Even the oftentimes in SACCOs organized farmers could be included when they collectively invest in equipment and then offer the equipment on the platform and create additional income.
3…2…1…Sold! Using an auction to set the price
But who sets the price and assigns the machines? The platform provider? We know that transparency is unfortunately not a typical characteristic of these markets (information asymmetry often leads to traders ripping off farmers). Here, an auction mechanism solves the issue. An auction could help to put the machines in the place, where they would create the biggest value at the moment. This is because a farmer by bidding for a machine figuratively communicates how much the machine would add value to him. If a farmer knows that if he can have access to a machine today and that would increase his output by 50%, he would bid more than another farmer who knows that he does not need the machine immediately today but it is still of the same value for him next week. This overall helps to operate the fleet of equipment as profitable as possible – both for the farmers and the provider! Additionally, from a bird’s eye perspective, the operator could shift equipment capacities according to planting, growing and harvesting seasons and thus further increase the utilization rate. Especially in sub-Saharan Africa asymmetric seasons could be leveraged. Taking the bird’s eye view could increase the spreading of the scheme further.
Who profits and how?
Farmer: Increased productivity for the farmers at marginal costs, without initial investments. Indirect effect: the rest of the family can switch to other activities such as new opportunities or education.

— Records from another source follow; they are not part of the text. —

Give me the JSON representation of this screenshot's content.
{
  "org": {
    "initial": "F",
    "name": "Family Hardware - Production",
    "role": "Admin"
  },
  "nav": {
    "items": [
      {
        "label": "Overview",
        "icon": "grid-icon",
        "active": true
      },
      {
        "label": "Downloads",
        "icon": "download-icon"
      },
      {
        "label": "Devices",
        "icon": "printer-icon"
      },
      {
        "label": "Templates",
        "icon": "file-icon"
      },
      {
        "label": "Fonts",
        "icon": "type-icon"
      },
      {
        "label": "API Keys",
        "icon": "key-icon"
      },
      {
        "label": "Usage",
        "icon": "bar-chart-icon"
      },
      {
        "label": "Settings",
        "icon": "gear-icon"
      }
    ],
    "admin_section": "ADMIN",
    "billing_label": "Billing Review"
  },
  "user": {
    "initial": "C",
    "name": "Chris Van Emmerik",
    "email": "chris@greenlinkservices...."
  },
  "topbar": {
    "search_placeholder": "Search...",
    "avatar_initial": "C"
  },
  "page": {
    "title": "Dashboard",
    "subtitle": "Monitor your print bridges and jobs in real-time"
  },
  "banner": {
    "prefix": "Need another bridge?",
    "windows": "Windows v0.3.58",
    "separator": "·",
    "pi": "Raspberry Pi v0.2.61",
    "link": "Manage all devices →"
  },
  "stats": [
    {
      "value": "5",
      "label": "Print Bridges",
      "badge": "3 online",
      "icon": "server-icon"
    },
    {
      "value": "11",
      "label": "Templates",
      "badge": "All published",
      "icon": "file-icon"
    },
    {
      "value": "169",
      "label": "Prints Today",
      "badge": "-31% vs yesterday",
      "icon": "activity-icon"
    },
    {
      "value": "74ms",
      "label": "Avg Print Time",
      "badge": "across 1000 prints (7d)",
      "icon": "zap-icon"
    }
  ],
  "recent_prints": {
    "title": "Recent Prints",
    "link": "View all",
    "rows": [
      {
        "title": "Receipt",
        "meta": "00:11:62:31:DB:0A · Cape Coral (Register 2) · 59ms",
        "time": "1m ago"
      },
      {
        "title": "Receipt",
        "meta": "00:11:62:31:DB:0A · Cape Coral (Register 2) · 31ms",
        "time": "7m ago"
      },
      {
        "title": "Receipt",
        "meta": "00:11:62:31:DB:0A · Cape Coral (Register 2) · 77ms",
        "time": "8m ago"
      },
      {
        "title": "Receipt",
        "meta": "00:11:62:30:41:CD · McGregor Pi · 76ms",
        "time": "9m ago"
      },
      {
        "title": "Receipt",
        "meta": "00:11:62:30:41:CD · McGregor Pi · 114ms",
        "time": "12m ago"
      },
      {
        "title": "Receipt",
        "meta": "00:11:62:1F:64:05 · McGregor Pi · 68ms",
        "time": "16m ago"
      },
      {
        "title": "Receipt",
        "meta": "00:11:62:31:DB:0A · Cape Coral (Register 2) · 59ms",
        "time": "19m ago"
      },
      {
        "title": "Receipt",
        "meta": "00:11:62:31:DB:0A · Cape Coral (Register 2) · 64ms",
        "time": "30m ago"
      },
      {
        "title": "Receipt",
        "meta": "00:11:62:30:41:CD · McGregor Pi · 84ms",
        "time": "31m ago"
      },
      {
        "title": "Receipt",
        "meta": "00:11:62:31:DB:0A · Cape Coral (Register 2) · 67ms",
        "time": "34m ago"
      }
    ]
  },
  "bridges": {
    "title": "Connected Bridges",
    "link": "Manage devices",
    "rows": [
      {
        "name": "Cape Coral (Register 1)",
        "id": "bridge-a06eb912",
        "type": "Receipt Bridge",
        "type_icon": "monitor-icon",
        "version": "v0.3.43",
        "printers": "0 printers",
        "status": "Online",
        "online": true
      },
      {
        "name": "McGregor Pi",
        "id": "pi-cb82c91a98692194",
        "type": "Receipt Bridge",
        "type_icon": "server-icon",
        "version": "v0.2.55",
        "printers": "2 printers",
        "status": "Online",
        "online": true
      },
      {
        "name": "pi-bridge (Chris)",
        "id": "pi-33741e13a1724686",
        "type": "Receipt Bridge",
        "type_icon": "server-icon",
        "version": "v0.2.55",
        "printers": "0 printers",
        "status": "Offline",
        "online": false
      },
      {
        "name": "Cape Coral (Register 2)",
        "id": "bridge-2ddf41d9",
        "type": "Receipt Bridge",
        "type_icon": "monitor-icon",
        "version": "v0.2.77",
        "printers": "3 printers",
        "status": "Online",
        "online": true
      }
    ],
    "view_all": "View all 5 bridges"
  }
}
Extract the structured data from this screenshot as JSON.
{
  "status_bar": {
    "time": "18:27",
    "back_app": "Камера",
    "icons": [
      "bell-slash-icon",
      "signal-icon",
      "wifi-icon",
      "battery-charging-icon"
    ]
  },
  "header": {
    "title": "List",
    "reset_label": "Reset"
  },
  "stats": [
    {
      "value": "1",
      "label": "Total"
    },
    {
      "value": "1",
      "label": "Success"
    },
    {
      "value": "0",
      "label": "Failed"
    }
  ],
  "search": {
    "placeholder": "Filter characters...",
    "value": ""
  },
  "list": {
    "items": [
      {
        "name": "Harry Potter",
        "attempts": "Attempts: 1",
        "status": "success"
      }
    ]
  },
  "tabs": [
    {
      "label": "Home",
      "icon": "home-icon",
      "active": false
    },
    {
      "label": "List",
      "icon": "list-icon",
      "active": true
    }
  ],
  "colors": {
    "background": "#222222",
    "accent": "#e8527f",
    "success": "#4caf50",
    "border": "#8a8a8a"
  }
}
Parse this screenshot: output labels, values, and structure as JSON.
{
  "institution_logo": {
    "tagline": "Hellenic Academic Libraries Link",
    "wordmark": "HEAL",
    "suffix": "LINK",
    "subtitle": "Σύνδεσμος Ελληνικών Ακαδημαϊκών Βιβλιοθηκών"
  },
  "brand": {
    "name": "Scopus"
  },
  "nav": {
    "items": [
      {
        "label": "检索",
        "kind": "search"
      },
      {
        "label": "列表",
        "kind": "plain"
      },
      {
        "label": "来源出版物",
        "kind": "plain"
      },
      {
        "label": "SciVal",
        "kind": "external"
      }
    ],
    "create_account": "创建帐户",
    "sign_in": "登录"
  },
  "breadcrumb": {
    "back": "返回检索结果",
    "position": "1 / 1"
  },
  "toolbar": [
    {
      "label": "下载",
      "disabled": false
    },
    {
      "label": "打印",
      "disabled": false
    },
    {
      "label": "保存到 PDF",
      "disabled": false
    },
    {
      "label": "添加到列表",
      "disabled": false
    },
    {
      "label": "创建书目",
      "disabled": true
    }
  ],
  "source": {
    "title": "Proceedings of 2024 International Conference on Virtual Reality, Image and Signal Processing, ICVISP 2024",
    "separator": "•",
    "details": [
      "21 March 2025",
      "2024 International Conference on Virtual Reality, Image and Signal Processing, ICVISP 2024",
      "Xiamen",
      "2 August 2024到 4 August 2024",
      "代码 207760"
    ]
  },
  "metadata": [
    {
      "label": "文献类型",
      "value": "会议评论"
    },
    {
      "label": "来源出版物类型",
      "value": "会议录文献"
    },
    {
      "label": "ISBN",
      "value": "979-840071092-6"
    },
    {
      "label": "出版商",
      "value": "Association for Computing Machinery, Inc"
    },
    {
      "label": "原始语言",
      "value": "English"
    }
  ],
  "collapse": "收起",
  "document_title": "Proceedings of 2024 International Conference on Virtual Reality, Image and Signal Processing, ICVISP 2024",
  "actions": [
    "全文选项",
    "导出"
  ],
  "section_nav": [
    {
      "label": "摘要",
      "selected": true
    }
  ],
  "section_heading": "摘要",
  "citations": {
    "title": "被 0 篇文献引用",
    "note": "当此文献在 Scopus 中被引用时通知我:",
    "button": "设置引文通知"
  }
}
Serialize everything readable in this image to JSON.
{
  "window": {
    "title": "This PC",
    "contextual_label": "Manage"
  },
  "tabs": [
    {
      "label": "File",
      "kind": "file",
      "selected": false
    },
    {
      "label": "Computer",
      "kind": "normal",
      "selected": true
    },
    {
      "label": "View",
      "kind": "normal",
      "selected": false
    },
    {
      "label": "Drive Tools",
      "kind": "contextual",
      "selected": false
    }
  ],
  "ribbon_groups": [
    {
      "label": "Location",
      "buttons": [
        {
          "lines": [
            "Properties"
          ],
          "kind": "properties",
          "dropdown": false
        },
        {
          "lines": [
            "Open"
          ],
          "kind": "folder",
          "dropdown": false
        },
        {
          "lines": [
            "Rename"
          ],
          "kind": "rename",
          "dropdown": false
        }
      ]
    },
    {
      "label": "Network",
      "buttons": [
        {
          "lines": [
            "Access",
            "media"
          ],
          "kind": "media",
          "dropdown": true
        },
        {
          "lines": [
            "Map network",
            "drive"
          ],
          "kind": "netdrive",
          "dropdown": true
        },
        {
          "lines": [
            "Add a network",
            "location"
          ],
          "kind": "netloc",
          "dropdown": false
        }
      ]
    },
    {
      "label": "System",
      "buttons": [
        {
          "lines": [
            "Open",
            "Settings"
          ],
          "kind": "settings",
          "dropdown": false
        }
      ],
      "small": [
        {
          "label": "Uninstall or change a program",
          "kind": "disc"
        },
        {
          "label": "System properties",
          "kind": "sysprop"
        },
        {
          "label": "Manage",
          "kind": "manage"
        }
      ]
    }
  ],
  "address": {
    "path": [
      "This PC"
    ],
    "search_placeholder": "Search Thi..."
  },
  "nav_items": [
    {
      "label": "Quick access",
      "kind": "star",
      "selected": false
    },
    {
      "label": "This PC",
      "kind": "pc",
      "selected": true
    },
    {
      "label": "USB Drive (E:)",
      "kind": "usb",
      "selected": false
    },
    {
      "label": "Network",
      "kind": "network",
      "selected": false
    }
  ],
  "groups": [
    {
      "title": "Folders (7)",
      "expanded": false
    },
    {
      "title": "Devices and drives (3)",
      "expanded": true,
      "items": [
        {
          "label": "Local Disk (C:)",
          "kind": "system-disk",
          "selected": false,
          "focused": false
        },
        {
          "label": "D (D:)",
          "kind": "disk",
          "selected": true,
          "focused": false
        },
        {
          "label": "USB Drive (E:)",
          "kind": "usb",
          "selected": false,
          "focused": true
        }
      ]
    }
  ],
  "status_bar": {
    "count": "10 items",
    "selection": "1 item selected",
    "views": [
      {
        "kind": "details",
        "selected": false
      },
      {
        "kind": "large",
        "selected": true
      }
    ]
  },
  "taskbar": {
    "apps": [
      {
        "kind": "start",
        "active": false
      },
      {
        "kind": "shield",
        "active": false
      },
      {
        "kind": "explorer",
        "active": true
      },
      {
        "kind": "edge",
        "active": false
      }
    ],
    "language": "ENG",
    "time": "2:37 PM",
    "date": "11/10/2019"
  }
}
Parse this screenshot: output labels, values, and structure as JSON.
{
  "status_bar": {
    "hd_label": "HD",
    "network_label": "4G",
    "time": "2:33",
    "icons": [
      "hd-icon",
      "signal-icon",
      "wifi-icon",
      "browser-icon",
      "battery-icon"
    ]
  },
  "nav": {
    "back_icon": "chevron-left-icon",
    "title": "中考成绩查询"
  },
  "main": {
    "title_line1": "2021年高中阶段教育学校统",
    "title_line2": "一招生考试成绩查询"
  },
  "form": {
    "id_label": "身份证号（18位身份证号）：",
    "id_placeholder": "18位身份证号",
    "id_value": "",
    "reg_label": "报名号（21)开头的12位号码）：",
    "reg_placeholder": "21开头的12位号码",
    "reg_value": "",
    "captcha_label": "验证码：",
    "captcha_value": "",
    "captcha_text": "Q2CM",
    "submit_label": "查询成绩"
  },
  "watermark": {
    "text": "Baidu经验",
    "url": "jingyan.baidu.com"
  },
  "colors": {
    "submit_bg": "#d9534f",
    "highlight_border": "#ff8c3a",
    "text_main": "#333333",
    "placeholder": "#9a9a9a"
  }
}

Provider: Minimized investment risk due the highest possible utilization rate at the highest (market) prices. Increased information quality on the platform about demand and supply which allows for auxiliary services (markets for the outputs, weather, forecasting of harvest, etc.). Buying tractors or agricultural equipment in bulks significantly decreases purchase prices (compared to every farmer buying singles). New competitors entering a region, leveraging higher machine quality/functionality for similar bids.
Government: decreased subsidies as higher productivity increases output, eventually better targeted subsidies, because no middlemen are needed.
Manufacturing Industry: Reliable and financially trusted partner as customer which increases the incentives to actually engage in that industry.
- Availability of technology that is suited for the small farms, easy to use, reliable and easily to be moved around
- Paying for that service requires access to electronic payment
- Careless handling of the equipment leading to extremely high maintenance costs
Despite the obstacles, first attempts in the direction of machine-as-a-service are successfully launched for example with HelloTractor in Nigeria.